Conversion from PySpark.DataFrame to Pandas.DataFrame with Pandas 2.0
Issue​
With Pandas 2.0, when converting Tecton Spark query results (such as
get_features_for_events or get_features_in_range) to Pandas, you might
encounter an error similar to the following:
TypeError: Casting to unit-less dtype 'datetime64' is not supported. Pass e.g. 'datetime64[ns]' instead.
Cause​
This error occurs due to a type conversion issue in PySpark when converting
TimestampType to datetime64, which is incompatible with Pandas 2.0. The bug
has been fixed in PySpark 3.5+, but for older versions, it remains an issue.
For more details, refer to this Spark fix PR.
Resolution​
Enable Arrow Conversion​
You can enable Arrow conversion to bypass the problematic type conversion code.

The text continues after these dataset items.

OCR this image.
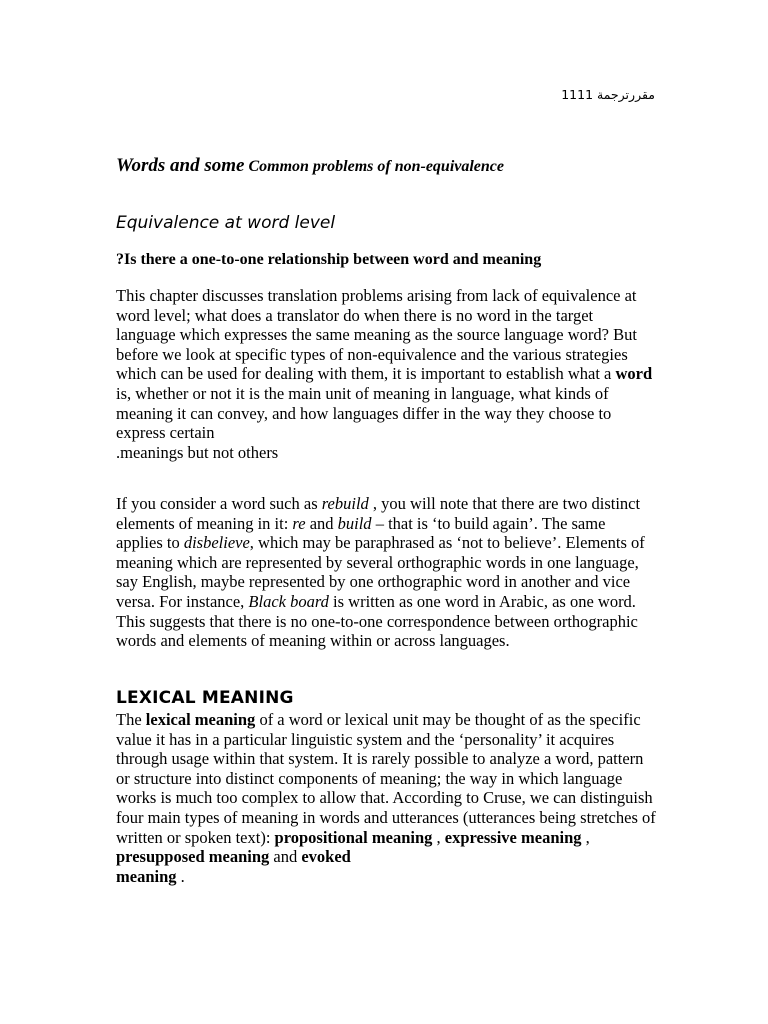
مقررترجمة 1111
Words and some Common problems of non-equivalence
Equivalence at word level
?Is there a one-to-one relationship between word and meaning
This chapter discusses translation problems arising from lack of equivalence at word level; what does a translator do when there is no word in the target language which expresses the same meaning as the source language word? But before we look at specific types of non-equivalence and the various strategies which can be used for dealing with them, it is important to establish what a word is, whether or not it is the main unit of meaning in language, what kinds of meaning it can convey, and how languages differ in the way they choose to express certain
.meanings but not others
If you consider a word such as rebuild , you will note that there are two distinct elements of meaning in it: re and build – that is ‘to build again’. The same applies to disbelieve, which may be paraphrased as ‘not to believe’. Elements of meaning which are represented by several orthographic words in one language, say English, maybe represented by one orthographic word in another and vice versa. For instance, Black board is written as one word in Arabic, as one word. This suggests that there is no one-to-one correspondence between orthographic words and elements of meaning within or across languages.
LEXICAL MEANING
The lexical meaning of a word or lexical unit may be thought of as the specific value it has in a particular linguistic system and the ‘personality’ it acquires through usage within that system. It is rarely possible to analyze a word, pattern or structure into distinct components of meaning; the way in which language works is much too complex to allow that. According to Cruse, we can distinguish four main types of meaning in words and utterances (utterances being stretches of written or spoken text): propositional meaning , expressive meaning , presupposed meaning and evoked
meaning .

Here an example to enable Arrow conversion in the Databricks or EMR SparkSession:
import datetime
# Enable Arrow conversion
spark.conf.set("spark.sql.execution.arrow.pyspark.enabled", "true")

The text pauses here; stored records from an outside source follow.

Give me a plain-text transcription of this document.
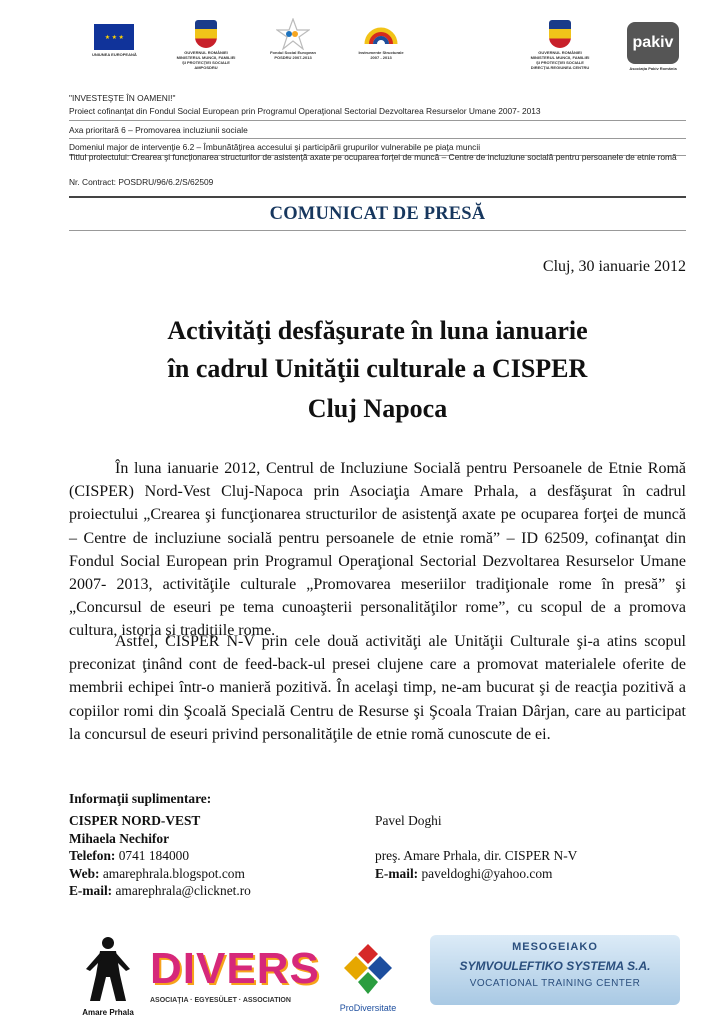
★ ★ ★
UNIUNEA EUROPEANĂ	GUVERNUL ROMÂNIEI
MINISTERUL MUNCII, FAMILIEI
ŞI PROTECŢIEI SOCIALE
AMPOSDRU
Fondul Social European
POSDRU 2007-2013
Instrumente Structurale
2007 - 2013
GUVERNUL ROMÂNIEI
MINISTERUL MUNCII, FAMILIEI
ŞI PROTECŢIEI SOCIALE
DIRECŢIA REGIUNEA CENTRU
pakiv
Asociaţia Pakiv România
"INVESTEŞTE ÎN OAMENI!"
Proiect cofinanţat din Fondul Social European prin Programul Operaţional Sectorial Dezvoltarea Resurselor Umane 2007- 2013
Axa prioritară 6 – Promovarea incluziunii sociale
Domeniul major de intervenţie 6.2 – Îmbunătăţirea accesului şi participării grupurilor vulnerabile pe piaţa muncii
Titlul proiectului: Crearea şi funcţionarea structurilor de asistenţă axate pe ocuparea forţei de muncă – Centre de incluziune socială pentru persoanele de etnie romă
Nr. Contract: POSDRU/96/6.2/S/62509
COMUNICAT DE PRESĂ
Cluj, 30 ianuarie 2012
Activităţi desfăşurate în luna ianuarie
în cadrul Unităţii culturale a CISPER
Cluj Napoca
În luna ianuarie 2012, Centrul de Incluziune Socială pentru Persoanele de Etnie Romă (CISPER) Nord-Vest Cluj-Napoca prin Asociaţia Amare Prhala, a desfăşurat în cadrul proiectului „Crearea şi funcţionarea structurilor de asistenţă axate pe ocuparea forţei de muncă – Centre de incluziune socială pentru persoanele de etnie romă” – ID 62509, cofinanţat din Fondul Social European prin Programul Operaţional Sectorial Dezvoltarea Resurselor Umane 2007- 2013, activităţile culturale „Promovarea meseriilor tradiţionale rome în presă” şi „Concursul de eseuri pe tema cunoaşterii personalităţilor rome”, cu scopul de a promova cultura, istoria şi tradiţiile rome.
Astfel, CISPER N-V prin cele două activităţi ale Unităţii Culturale şi-a atins scopul preconizat ţinând cont de feed-back-ul presei clujene care a promovat materialele oferite de membrii echipei într-o manieră pozitivă. În acelaşi timp, ne-am bucurat şi de reacţia pozitivă a copiilor romi din Şcoală Specială Centru de Resurse şi Şcoala Traian Dârjan, care au participat la concursul de eseuri privind personalităţile de etnie romă cunoscute de ei.
Informaţii suplimentare:
CISPER NORD-VEST
Mihaela Nechifor
Telefon: 0741 184000
Web: amarephrala.blogspot.com
E-mail: amarephrala@clicknet.ro
Pavel Doghi

preş. Amare Prhala, dir. CISPER N-V
E-mail: paveldoghi@yahoo.com
Amare Prhala
DIVERS
ASOCIAŢIA · EGYESÜLET · ASSOCIATION
ProDiversitate
MESOGEIAKO
SYMVOULEFTIKO SYSTEMA S.A.
VOCATIONAL TRAINING CENTER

spark.createDataFrame([[datetime.datetime.now()]], "timestamp: timestamp").toPandas()
Here an example to enable Arrow conversion in a new SparkSession:
import datetime
import pyspark
# Enable Arrow conversion
spark = pyspark.sql.SparkSession.builder.config("spark.sql.execution.arrow.pyspark.enabled", "true").getOrCreate()
spark.createDataFrame([[datetime.datetime.now()]], "timestamp: timestamp").toPandas()
Note​
- The
spark.sql.execution.arrow.pyspark.enabledflag is enabled by default on Databricks. - It is not enabled by default on EMR and open-source PySpark.
Limitations​
Arrow conversion cannot be enabled when the DataFrame contains [types ineligible
for Arrow
conversion][https://docs.databricks.com/en/pandas/pyspark-pandas-conversion.html#supported-sql-types],
such as MapType, ArrayType of TimestampType, and nested StructType.
Arrow conversion will be automatically disabled in such cases.
Among these types, MapType and ArrayType of TimestampType can be handled
without Arrow conversion enabled. However, nested StructType with
TimestampType cannot be handled without Arrow conversion.
Here is an example of a nested StructType with TimestampType:
from pyspark.sql.types import StructType, StructField, TimestampType, IntegerType
spark.createDataFrame(
[
[datetime.datetime.now(), {"inner": {"i": 1}}],
],
StructType(
[
StructField("ts", TimestampType()),
StructField("s", StructType([StructField("inner", StructType([StructField("i", IntegerType())]))])),
]
),
).toPandas()
For nested StructType with TimestampType, the best solution is to upgrade to
Spark 3.5+ where this issue is resolved.